The truth is we are crockpots. We are all slow cookers. It takes time for some of us. Some of us are wrapped up with a lot more mess.

Our ministry began with nothing but a dream. We didn’t know where we were going. We just saw needs and started to meeting them. We started with the care team ministry through our local church. We joined a secular AIDS agency and asked, “What can we do?”

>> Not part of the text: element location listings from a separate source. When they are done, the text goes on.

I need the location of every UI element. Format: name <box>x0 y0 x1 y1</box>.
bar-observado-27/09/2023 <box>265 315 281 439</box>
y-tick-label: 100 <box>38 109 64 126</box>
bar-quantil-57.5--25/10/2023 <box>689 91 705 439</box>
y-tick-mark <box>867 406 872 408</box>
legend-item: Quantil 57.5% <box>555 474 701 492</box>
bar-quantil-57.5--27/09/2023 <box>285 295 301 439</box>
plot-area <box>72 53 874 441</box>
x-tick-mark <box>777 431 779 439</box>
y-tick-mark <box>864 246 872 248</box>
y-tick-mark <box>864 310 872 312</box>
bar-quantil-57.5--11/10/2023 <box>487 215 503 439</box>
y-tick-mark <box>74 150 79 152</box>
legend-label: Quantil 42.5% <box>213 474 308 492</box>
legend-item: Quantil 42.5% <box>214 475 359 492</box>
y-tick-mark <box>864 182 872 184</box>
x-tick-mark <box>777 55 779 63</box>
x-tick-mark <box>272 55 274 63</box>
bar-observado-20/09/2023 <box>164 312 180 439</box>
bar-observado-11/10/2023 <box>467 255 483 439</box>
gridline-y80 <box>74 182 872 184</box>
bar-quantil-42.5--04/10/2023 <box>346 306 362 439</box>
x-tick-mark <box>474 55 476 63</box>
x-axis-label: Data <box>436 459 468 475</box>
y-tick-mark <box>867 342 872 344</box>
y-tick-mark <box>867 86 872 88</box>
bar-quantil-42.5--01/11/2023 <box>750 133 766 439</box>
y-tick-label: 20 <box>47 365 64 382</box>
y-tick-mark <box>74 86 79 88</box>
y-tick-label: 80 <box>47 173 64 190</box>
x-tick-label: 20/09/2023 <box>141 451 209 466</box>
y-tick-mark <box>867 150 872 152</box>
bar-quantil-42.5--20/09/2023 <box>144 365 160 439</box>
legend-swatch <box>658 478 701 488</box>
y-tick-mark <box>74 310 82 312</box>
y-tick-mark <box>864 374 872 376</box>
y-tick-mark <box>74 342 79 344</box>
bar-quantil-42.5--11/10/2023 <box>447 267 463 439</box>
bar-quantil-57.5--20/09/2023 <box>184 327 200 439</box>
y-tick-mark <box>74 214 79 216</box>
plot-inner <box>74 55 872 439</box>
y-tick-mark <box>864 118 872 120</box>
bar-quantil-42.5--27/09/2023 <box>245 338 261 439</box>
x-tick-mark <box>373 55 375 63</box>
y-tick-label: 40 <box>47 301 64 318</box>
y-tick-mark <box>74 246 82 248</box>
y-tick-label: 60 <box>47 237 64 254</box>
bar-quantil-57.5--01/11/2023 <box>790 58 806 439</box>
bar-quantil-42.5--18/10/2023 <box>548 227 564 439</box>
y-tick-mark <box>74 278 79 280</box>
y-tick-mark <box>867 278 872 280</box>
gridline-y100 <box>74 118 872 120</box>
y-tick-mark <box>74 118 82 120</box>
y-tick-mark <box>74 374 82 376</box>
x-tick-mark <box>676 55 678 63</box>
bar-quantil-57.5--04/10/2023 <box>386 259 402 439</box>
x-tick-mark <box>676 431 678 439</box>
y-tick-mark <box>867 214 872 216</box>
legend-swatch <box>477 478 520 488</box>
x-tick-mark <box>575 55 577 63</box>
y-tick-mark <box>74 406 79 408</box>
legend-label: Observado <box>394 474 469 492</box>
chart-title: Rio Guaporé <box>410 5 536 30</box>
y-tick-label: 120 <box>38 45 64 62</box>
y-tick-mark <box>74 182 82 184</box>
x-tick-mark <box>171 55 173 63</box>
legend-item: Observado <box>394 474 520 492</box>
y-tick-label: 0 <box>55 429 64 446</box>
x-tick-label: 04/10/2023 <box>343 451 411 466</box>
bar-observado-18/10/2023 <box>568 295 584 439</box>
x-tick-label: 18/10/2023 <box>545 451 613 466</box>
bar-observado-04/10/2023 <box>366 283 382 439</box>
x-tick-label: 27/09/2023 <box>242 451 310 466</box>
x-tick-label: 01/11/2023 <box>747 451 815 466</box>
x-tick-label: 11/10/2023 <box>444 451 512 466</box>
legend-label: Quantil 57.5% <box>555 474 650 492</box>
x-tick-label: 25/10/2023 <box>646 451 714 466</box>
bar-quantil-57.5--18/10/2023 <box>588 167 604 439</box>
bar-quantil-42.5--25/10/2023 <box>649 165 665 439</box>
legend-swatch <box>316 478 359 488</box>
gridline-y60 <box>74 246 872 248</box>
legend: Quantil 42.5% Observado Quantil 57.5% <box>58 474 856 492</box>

We joined a buddy program. We took people meals. We took them to the doctor, and we just did practical evangelism. God began to bring families and individuals to us, so we started support groups. We saw there were indigent people on the streets without a place to live, so in 1992 we opened our first home for homeless AIDS victims. The next year we had to add another home. In 1994 we started buying six acres in Pasadena, Texas, where we opened a women and children’s home with six apartments so we could keep families and kids together. We joined with a wonderful foster-care agency called the Arrow Project and opened a teen house called Kevin’s Kottage, the children’s home, and an emergency shelter.

I wish I could tell you that Kevin is still with us and that he saw how far God led us, but we lost Kevin at 24 years old.

Kevin lost his battle with his illness, but his faith never wavered. Because somebody reached out to that child with compassion, that compassion was multiplied. When he was sick in the hospital, if you were a janitor or if you were a surgeon, when you walked into Kevin’s room he would minister to you. When he had a surgery, he brought the whole team in so he could pray with them.

He won many people to God. He sat with me as he was dying, and he planned his funeral so that it would be an evangelistic event. He wanted it at night so it would be convenient, and almost 800 people showed up. He wanted people to be saved—and they were saved. Kevin had prayed for his mom and dad, his sister and his brother. They didn’t know the Lord. Neither did the funeral director until that night. Or many others. But Kevin’s mom eventually became our church secretary and his dad became a deacon. His sister and his brother became Christian counselors.

You know who else was at Kevin’s funeral? The two pastors I told you about, who turned him away from their churches that first day. They were both at his funeral because in four years this young man—someone we had regarded as the unwanted harvest—had won so many people to their churches. Because God said, “Let him come unto me.”